FERC has authority to intake and resolve complaints by assigning the case to alternative dispute resolution, issuing an order on the merits based upon the pleadings or establishing a hearing before an Administrative Law Judge. The Commission’s decision on whether to conduct a formal evidentiary hearing on issues raised in complaints is generally discretionary.
Pursuant to a series of FERC Orders first promulgated in 1996, transmission services must be provided on a non-discriminatory and open-access basis.
Starting with the EPAct, which encouraged FERC to foster competition in wholesale energy markets, FERC issued three key orders to require open access to transmission facilities. Order No 888, issued in April 1996, required all public utilities that owned, controlled or operated facilities used for transmitting electric energy in interstate commerce to file OATTs. Order No 888 permitted public utilities and transmitting utilities to seek recovery of legitimate, prudent and verifiable stranded costs associated with providing such open access.
Order No 889 required all public utilities that own, control or operate facilities used for transmitting electric energy in interstate commerce to participate in an OASIS to provide actual and potential open access transmission customers with information that would enable them to obtain open access non-discriminatory service. Transmission providers must publish service, rates and available capacity, as well as rules and standards related to their transmission services on OASIS.
FERC Order No 890 was issued in February 2007 to strengthen the OATT, reduce opportunities for undue discrimination, facilitate the Commission’s enforcement and increase overall transparency in transmission system planning and use.
Issued in July 2011, Order No 1000 amended Order 890 by requiring public utility transmission providers to participate in a regional transmission planning process that produces a regional transmission plan in order to improve coordination between neighbouring transmission planning regions.
The distribution system is primarily governed and regulated at the state level.
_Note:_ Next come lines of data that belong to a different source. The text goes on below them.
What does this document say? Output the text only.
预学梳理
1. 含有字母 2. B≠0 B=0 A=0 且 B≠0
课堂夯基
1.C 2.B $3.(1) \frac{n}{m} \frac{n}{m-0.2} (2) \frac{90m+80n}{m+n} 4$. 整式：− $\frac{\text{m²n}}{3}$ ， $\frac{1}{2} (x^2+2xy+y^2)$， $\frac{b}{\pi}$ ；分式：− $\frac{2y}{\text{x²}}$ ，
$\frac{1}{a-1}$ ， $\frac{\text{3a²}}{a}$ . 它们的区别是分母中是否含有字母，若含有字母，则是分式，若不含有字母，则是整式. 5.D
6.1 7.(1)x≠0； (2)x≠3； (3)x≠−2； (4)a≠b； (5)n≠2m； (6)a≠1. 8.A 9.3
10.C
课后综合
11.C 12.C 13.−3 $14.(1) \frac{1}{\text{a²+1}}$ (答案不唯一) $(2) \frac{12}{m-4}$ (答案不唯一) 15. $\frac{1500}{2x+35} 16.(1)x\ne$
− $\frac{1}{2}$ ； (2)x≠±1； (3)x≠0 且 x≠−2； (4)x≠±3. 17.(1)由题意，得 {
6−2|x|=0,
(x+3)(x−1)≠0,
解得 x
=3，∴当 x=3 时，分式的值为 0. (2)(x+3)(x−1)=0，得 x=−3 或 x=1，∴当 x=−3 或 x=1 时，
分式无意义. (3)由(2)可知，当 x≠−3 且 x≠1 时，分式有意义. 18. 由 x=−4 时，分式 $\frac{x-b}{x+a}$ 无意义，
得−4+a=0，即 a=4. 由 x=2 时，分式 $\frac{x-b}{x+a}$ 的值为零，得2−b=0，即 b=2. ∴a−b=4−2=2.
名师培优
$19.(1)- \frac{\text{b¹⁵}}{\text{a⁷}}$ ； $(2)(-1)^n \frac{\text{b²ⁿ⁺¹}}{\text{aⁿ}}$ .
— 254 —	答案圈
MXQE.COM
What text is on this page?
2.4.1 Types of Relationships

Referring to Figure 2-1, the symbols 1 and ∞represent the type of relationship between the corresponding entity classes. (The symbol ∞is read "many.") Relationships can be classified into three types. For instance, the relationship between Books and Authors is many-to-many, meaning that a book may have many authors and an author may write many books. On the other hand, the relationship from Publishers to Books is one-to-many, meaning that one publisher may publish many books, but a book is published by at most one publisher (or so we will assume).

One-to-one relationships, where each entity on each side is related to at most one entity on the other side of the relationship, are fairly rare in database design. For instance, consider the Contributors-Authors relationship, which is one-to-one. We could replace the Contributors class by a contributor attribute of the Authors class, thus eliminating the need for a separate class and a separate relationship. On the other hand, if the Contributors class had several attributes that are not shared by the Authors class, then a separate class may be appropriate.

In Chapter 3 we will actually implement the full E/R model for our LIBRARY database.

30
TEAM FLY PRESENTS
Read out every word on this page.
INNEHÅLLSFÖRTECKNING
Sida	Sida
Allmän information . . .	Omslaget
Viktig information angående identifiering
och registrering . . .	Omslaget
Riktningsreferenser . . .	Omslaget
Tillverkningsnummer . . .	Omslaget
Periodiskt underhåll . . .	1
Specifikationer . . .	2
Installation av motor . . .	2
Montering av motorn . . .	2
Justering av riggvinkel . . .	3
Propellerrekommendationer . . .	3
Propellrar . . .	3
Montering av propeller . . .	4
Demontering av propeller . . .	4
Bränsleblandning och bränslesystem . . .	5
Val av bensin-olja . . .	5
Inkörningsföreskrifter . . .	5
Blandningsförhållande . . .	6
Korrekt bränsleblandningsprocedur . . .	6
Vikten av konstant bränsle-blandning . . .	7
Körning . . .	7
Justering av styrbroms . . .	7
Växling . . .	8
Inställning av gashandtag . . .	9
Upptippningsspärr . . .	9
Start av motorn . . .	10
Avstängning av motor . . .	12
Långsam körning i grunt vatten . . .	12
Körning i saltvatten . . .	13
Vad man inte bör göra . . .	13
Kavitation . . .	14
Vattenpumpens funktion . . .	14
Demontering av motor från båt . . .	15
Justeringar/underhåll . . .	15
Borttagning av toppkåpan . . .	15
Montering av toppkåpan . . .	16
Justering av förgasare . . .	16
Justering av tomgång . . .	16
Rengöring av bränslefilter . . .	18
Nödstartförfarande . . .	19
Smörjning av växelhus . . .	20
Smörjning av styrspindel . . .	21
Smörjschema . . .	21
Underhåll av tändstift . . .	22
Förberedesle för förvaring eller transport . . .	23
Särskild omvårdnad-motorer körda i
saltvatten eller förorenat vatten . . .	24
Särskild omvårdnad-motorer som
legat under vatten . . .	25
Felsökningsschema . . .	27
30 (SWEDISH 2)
State law and state utility commission regulations govern the methods and standards by which prudent distribution system investments are recovered in a utility’s rate base or through other appropriate mechanisms. Construction, siting, zoning and other land use considerations and approvals generally fall within the purview of relevant city, county, and municipal authorities, which significantly vary by state.
While the substantive and procedural regulatory process for constructing and operating distribution facilities varies by state, state utility commission regulations generally focus on compliance with reliability, operational and safety standards. While some state utility commissions have authority over the siting and approval of permits for construction of distribution infrastructure, most states require the involvement and/or approval of multiple agencies, beyond the state utility commission, to review environmental, cultural, historical, technical and economic impacts.
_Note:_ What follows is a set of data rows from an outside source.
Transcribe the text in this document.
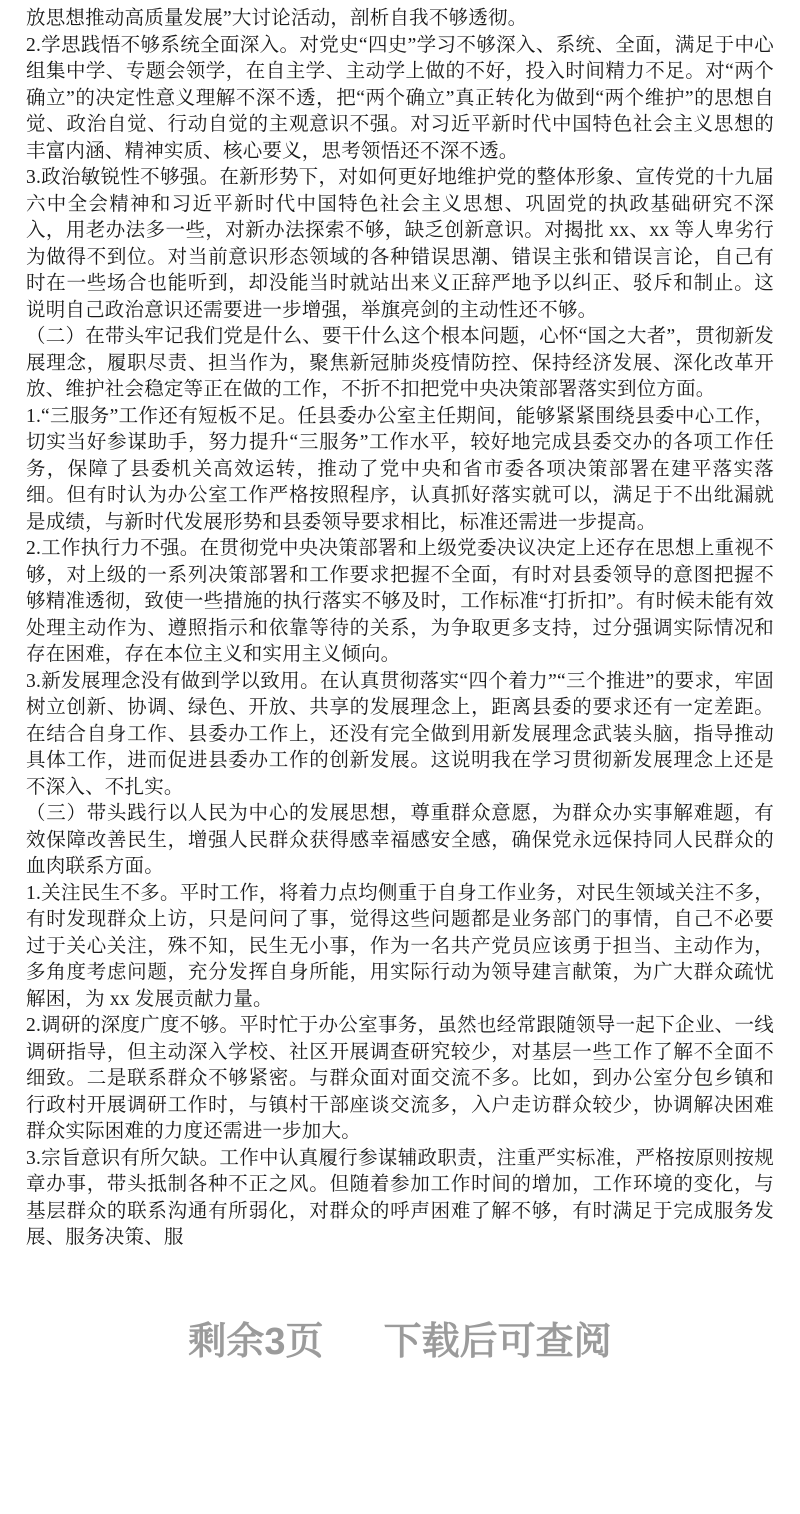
放思想推动高质量发展”大讨论活动，剖析自我不够透彻。

2.学思践悟不够系统全面深入。对党史“四史”学习不够深入、系统、全面，满足于中心组集中学、专题会领学，在自主学、主动学上做的不好，投入时间精力不足。对“两个确立”的决定性意义理解不深不透，把“两个确立”真正转化为做到“两个维护”的思想自觉、政治自觉、行动自觉的主观意识不强。对习近平新时代中国特色社会主义思想的丰富内涵、精神实质、核心要义，思考领悟还不深不透。

3.政治敏锐性不够强。在新形势下，对如何更好地维护党的整体形象、宣传党的十九届六中全会精神和习近平新时代中国特色社会主义思想、巩固党的执政基础研究不深入，用老办法多一些，对新办法探索不够，缺乏创新意识。对揭批 xx、xx 等人卑劣行为做得不到位。对当前意识形态领域的各种错误思潮、错误主张和错误言论，自己有时在一些场合也能听到，却没能当时就站出来义正辞严地予以纠正、驳斥和制止。这说明自己政治意识还需要进一步增强，举旗亮剑的主动性还不够。

（二）在带头牢记我们党是什么、要干什么这个根本问题，心怀“国之大者”，贯彻新发展理念，履职尽责、担当作为，聚焦新冠肺炎疫情防控、保持经济发展、深化改革开放、维护社会稳定等正在做的工作，不折不扣把党中央决策部署落实到位方面。

1.“三服务”工作还有短板不足。任县委办公室主任期间，能够紧紧围绕县委中心工作，切实当好参谋助手，努力提升“三服务”工作水平，较好地完成县委交办的各项工作任务，保障了县委机关高效运转，推动了党中央和省市委各项决策部署在建平落实落细。但有时认为办公室工作严格按照程序，认真抓好落实就可以，满足于不出纰漏就是成绩，与新时代发展形势和县委领导要求相比，标准还需进一步提高。

2.工作执行力不强。在贯彻党中央决策部署和上级党委决议决定上还存在思想上重视不够，对上级的一系列决策部署和工作要求把握不全面，有时对县委领导的意图把握不够精准透彻，致使一些措施的执行落实不够及时，工作标准“打折扣”。有时候未能有效处理主动作为、遵照指示和依靠等待的关系，为争取更多支持，过分强调实际情况和存在困难，存在本位主义和实用主义倾向。

3.新发展理念没有做到学以致用。在认真贯彻落实“四个着力”“三个推进”的要求，牢固树立创新、协调、绿色、开放、共享的发展理念上，距离县委的要求还有一定差距。在结合自身工作、县委办工作上，还没有完全做到用新发展理念武装头脑，指导推动具体工作，进而促进县委办工作的创新发展。这说明我在学习贯彻新发展理念上还是不深入、不扎实。

（三）带头践行以人民为中心的发展思想，尊重群众意愿，为群众办实事解难题，有效保障改善民生，增强人民群众获得感幸福感安全感，确保党永远保持同人民群众的血肉联系方面。

1.关注民生不多。平时工作，将着力点均侧重于自身工作业务，对民生领域关注不多，有时发现群众上访，只是问问了事，觉得这些问题都是业务部门的事情，自己不必要过于关心关注，殊不知，民生无小事，作为一名共产党员应该勇于担当、主动作为，多角度考虑问题，充分发挥自身所能，用实际行动为领导建言献策，为广大群众疏忧解困，为 xx 发展贡献力量。

2.调研的深度广度不够。平时忙于办公室事务，虽然也经常跟随领导一起下企业、一线调研指导，但主动深入学校、社区开展调查研究较少，对基层一些工作了解不全面不细致。二是联系群众不够紧密。与群众面对面交流不多。比如，到办公室分包乡镇和行政村开展调研工作时，与镇村干部座谈交流多，入户走访群众较少，协调解决困难群众实际困难的力度还需进一步加大。

3.宗旨意识有所欠缺。工作中认真履行参谋辅政职责，注重严实标准，严格按原则按规章办事，带头抵制各种不正之风。但随着参加工作时间的增加，工作环境的变化，与基层群众的联系沟通有所弱化，对群众的呼声困难了解不够，有时满足于完成服务发展、服务决策、服

剩余3页 下载后可查阅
Public participation and input may be permitted in accordance with applicable state and local laws. Similar to the federal processes, state law may require a public hearing, and the overseeing state agency or state utility commission may solicit public comments on the proposed distribution facility. Most state utility commissions have an online public docketing portal wherein applications, notices, comments, petitions, rulings and orders are posted. Depending on the state and the type of distribution facility being proposed, a utility or developer may need to file advance notice of a proposed facility, which may be subject to public comment. Timing of distribution system approvals may depend on state-specific public notice and comment requirements, utility rate case schedules, local government involvement, and state policy and regulation.
Generally, FERC plays a limited role in distribution infrastructure development, only becoming involved to the extent there is a jurisdictional question regarding the facility’s status as a distribution or transmission facility, or if the facility implicates a federal law under the purview of FERC’s jurisdiction.
The terms and conditions of distribution facility approval vary based on state regulations and market structures. In vertically integrated states, a state utility commission typically requires the distribution facility applicant to demonstrate that a facility is necessary, prudent, in the public interest, and just and reasonable in light of current market conditions and state policy objectives. Approval may be conditioned upon compliance with certain safety, environmental, engineering and public interest standards.
The power of eminent domain, condemnation and expropriation is commonly granted to electric energy distribution facility applicants upon review and approval of their construction and operation application. However, depending on the applicable state laws governing eminent domain, the rights of the distribution facility applicant will vary.
A distribution facility or utility exercising its right of eminent domain must provide just compensation for the property being condemned. The fair market value of the property being taken, or just compensation, will vary by state and may be determined by a state court.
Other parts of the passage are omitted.